Consider for a moment that a successful manager of any business, big or small, cannot simply go off gut feelings about how well the business is doing. There’s something to be said for instinctual management skills, but an accountant cannot simply guess credits and debits to the books - no, accurate reporting and concise data, including analytics, give real meaning and insight to managers of all types. Risk management benefits greatly from analytics, but why are they really necessary?
Without data analytics, risk management would fail to consider the trends and root causes of effects within the organisation. Data analytics provide key insight into the contributing factors towards risks big and small that may have already been felt intuitively and bring to light those that may not have been initially considered.
There’s a massive difference between knee-jerk reactionary decision making and decisions made on thoroughly researched and investigated data. Managers that engage in the former fail to take into account the full reality of the situation and can cause more harm than good, such as by shutting down key operations due to a perceived risk rather than isolating its cause and having it dealt with appropriately without interrupting business processes.
Data Provides Benchmarking for Future Projects
Every time your organisation undertakes a future endeavour, you won’t have to reinvent the wheel when it comes to risk management processes. Naturally, every project should be looked at in isolation to an extent, so that specific risks pertaining to that project are identified.
Having a good backlog of projects which have used data analytics, however, can provide valuable insight towards future projects by showcasing similarities and thus eliminating time and effort since the new project may be comparable to an older one completed in the past.
With the consistent use of data analytics, everyone in the organisation will understand that their actions have real consequences on the success of the organisation, brand reputation, and more. Simply having data collection methods in place can motivate employees to engage in professional and accountable behaviour since they know that any risks arising from their actions can be traced back.

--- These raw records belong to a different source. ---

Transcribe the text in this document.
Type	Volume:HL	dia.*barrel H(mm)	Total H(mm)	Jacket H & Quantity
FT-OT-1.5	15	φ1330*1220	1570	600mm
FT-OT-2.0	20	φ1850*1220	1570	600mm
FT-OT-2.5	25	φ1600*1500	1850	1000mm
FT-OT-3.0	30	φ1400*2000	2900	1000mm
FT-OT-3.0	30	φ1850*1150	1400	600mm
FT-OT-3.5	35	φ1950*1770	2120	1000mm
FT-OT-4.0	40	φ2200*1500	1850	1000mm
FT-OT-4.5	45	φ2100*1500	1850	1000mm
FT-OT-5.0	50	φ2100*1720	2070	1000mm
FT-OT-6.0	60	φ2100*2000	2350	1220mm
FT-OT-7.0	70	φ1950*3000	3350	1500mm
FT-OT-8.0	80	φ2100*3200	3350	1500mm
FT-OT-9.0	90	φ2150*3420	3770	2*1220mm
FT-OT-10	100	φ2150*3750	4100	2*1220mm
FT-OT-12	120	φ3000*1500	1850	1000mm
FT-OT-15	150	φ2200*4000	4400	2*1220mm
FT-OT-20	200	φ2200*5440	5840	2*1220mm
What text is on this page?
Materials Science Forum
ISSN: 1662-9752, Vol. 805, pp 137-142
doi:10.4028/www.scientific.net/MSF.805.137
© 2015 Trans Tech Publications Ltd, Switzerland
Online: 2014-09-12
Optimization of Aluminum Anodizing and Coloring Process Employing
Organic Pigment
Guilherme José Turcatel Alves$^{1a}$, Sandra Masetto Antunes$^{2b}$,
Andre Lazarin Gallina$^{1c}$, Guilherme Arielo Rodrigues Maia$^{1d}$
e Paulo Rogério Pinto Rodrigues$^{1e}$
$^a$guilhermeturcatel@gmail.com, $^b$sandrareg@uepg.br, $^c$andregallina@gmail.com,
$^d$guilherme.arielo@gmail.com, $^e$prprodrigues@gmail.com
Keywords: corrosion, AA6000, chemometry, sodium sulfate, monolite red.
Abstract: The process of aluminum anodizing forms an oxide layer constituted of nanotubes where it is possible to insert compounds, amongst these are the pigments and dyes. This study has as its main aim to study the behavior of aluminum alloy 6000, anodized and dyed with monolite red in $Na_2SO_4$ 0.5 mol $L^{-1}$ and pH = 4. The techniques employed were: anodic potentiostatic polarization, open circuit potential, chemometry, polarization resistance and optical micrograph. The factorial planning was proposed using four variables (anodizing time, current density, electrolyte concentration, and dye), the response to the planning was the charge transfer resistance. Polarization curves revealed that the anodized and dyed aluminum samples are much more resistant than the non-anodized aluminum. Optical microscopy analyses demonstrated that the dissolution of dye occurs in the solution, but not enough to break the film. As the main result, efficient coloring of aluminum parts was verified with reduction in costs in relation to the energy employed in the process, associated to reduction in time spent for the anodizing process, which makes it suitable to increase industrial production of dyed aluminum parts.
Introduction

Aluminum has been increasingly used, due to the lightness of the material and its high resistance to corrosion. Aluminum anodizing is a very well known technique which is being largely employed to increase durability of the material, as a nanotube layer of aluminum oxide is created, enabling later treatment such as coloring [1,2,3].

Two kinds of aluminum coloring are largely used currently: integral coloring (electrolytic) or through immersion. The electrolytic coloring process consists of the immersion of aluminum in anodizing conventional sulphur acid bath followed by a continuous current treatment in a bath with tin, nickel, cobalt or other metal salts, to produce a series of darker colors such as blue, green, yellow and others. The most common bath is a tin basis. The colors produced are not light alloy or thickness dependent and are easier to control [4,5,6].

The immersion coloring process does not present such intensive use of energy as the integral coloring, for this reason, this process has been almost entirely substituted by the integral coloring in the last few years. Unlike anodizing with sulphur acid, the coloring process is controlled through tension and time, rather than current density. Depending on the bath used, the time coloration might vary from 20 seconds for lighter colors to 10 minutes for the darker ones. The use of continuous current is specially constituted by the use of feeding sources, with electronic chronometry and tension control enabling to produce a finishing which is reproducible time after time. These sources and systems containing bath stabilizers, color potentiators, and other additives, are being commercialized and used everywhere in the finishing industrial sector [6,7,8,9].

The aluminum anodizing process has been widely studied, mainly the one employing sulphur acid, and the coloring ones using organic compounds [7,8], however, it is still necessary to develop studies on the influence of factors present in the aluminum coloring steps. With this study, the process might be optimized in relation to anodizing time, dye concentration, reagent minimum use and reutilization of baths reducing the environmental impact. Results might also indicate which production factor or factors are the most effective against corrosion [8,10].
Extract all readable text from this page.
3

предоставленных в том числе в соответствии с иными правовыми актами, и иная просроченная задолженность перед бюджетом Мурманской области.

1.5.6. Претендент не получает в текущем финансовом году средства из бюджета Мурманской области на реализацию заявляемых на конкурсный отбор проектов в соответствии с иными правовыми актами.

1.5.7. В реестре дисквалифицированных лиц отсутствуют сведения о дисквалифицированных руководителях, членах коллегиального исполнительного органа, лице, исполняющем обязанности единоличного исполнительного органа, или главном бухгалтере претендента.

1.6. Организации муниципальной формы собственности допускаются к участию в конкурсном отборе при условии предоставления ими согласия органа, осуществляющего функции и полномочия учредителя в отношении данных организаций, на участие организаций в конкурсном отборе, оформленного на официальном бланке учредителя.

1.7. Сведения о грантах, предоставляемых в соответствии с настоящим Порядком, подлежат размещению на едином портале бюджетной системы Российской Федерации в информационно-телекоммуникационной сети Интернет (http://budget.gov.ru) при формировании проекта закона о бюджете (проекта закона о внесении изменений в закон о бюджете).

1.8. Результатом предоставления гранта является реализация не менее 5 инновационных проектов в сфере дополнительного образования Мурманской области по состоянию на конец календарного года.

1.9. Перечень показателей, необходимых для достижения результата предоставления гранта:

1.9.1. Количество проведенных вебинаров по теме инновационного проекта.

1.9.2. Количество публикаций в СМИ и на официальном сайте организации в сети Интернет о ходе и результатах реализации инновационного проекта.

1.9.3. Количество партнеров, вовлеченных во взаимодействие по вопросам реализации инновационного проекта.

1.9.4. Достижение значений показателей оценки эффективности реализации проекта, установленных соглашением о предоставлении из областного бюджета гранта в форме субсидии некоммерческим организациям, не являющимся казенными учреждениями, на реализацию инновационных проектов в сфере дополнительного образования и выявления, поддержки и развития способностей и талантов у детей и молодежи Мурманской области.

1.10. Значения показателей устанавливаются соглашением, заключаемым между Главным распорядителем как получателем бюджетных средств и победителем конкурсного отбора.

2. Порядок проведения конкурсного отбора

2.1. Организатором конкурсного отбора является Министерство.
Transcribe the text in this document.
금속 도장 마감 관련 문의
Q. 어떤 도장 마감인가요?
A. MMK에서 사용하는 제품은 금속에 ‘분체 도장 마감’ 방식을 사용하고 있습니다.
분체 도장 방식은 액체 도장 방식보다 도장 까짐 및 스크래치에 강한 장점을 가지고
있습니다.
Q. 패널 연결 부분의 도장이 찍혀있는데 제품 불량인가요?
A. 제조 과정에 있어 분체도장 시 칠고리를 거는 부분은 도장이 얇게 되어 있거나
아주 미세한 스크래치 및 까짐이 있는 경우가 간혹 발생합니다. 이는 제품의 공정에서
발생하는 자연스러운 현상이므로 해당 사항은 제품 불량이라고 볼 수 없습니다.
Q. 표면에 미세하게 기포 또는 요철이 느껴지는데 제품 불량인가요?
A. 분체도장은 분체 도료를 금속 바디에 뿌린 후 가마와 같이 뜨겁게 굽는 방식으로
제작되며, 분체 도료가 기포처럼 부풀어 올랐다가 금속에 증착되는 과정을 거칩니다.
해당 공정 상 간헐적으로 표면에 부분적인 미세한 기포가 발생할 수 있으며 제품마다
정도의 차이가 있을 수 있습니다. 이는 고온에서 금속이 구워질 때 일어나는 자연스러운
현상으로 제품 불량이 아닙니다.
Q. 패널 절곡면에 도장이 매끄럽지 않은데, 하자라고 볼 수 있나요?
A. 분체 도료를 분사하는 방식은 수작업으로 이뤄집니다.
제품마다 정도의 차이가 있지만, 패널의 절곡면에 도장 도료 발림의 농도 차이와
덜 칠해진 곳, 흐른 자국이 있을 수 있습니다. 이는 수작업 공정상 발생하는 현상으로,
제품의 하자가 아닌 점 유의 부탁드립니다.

This is also helpful in the event of an audit as the risk management team can present their findings and display that they have used due diligence through data analytics.
There’s always a chance that in the real world, projects that have been planned out properly can run over budget or over deadlines due to various factors. The key difference is that those organisations with data analytics in place are often better able to address specific issues as they arise rather than face a catastrophic cost overrun as the project nears completion, for example. This contributes to better cost accounting and responsible finances within the organisation.